Le passeport algérien et les difficultés liées à son renouvellement sont revenus au centre du débat public. En réponse à une question écrite déposée par Abdelouahab Yagoubi, député sortant représentant les Algériens de France, le ministère des Affaires étrangères et de la communauté nationale à l’étranger a livré plusieurs éclaircissements sur la forte affluence enregistrée dans les consulats d’Algérie à travers le monde.
Une forte pression sur les consulats d’Algérie en 2024 et 2025
Dans sa réponse, rendue publique par le parlementaire de la diaspora, le ministère reconnaît une « forte affluence » observée dans les représentations consulaires algériennes à l’étranger. Ce phénomène, concentré sur la période 2024-2025, a engendré une pression importante sur les services chargés de traiter les demandes.
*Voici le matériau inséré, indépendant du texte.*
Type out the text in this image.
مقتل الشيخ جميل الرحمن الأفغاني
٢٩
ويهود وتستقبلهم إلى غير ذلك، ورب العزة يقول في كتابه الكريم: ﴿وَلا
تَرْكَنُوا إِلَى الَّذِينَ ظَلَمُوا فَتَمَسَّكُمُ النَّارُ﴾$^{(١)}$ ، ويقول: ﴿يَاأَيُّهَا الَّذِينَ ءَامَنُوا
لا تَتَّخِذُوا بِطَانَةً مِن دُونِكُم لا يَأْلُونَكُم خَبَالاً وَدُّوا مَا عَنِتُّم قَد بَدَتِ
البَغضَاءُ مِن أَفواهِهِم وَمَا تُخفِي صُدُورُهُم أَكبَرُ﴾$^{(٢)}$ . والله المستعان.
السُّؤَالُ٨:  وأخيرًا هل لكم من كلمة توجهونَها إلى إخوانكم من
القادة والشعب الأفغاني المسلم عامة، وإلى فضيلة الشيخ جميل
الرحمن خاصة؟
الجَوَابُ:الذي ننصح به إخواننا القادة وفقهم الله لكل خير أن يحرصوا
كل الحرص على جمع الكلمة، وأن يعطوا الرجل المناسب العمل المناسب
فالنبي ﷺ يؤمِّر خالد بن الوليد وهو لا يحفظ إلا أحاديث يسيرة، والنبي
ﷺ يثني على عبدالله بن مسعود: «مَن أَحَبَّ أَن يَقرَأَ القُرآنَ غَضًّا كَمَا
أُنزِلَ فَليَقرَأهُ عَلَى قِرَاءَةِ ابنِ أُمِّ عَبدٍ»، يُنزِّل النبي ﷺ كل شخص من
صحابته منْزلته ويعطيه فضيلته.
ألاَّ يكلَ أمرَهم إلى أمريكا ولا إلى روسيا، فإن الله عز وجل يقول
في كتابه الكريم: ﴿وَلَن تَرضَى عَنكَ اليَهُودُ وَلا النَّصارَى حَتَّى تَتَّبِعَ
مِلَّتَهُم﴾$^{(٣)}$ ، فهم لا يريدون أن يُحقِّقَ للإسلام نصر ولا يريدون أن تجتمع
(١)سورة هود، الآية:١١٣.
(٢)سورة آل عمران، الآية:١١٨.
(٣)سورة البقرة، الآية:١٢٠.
Les autorités relient cette hausse spectaculaire des demandes à un facteur bien identifié : l’arrivée à échéance de nombreux documents biométriques. Ces titres, comme le rappelle le ministère, avaient été « délivrés il y a dix ans lors de la généralisation du passeport biométrique », entraînant mécaniquement une vague de renouvellements simultanés.
Un processus qui implique plusieurs administrations
Le ministère insiste également sur la complexité de la procédure de renouvellement du passeport algérien. Selon lui, l’émission du document ne dépend pas uniquement des services diplomatiques et consulaires, mais mobilise aussi d’autres départements ministériels.
« Le renouvellement du passeport biométrique nécessite, en plus des services assurés par notre département ministériel central et extérieur, l’intervention de services relevant d’autres départements ministériels, notamment pour sa préparation et sa délivrance », précise la Tutelle. Cette coordination interinstitutionnelle vise, d’après le ministère, à améliorer la qualité du service rendu à l’ensemble des citoyens, y compris ceux établis hors des frontières.
Des chiffres attendus mais absents de la réponse ministérielle
Si le député salue les explications fournies sur l’origine de cette pression consulaire, il regrette néanmoins l’absence de données concrètes. Aucun chiffre n’a été communiqué concernant le délai moyen de délivrance d’un passeport ni le nombre exact de dossiers encore en attente de traitement.
Abdelouahab Yagoubi avait pourtant sollicité des précisions détaillées afin de mieux évaluer l’ampleur des retards subis par la communauté algérienne installée à l’étranger. Cette absence de statistiques laisse ainsi une partie de ses interrogations sans réponse claire.
Numérisation des services consulaires : des zones d’ombre persistantes
Le parlementaire a par ailleurs interrogé le ministère sur la dématérialisation des démarches. Il souhaitait connaître la liste des services consulaires que les Algériens de l’étranger peuvent désormais réaliser entièrement en ligne, sans se déplacer.
Sa demande portait aussi sur l’existence éventuelle d’une « plate-forme numérique unifiée et globale » ainsi que sur la date prévue de son lancement. Un enjeu majeur pour une diaspora souvent confrontée à des files d’attente et à des rendez-vous difficiles à obtenir.
Là encore, le député exprime sa déception. Selon lui, la réponse ministérielle se limite à confirmer « l’existence d’efforts visant à développer les services numériques », sans indiquer le pourcentage réel de prestations disponibles en ligne ni de calendrier précis pour la plateforme unifiée.
La question sensible des frais consulaires
Un autre volet de l’interpellation concernait les montants perçus par les centres diplomatiques et consulaires au titre des différentes prestations. Le parlementaire souhaitait obtenir la grille tarifaire appliquée ainsi que d’éventuelles perspectives de révision de ces frais.
Sur ce point également, la transparence attendue n’a pas été au rendez-vous. Le ministère n’a fourni ni le détail des tarifs actuels ni d’indication sur une possible réévaluation, laissant les usagers dans l’incertitude quant au coût réel des services consulaires.
Pour toute demande de précision financière, la Tutelle s’est bornée à renvoyer les personnes concernées vers un cadre institutionnel bien précis. Elle indique que « les informations détaillées relatives à ce sujet peuvent être consultées lors de la présentation de la loi de règlement budgétaire ».
En définitive, si le ministère reconnaît la surcharge subie par les consulats d’Algérie et en explique les causes, plusieurs questions essentielles restent en suspens. Délais de traitement, ampleur de la numérisation et transparence tarifaire demeurent des attentes fortes de la diaspora, qui espère des réponses plus concrètes dans les prochains mois.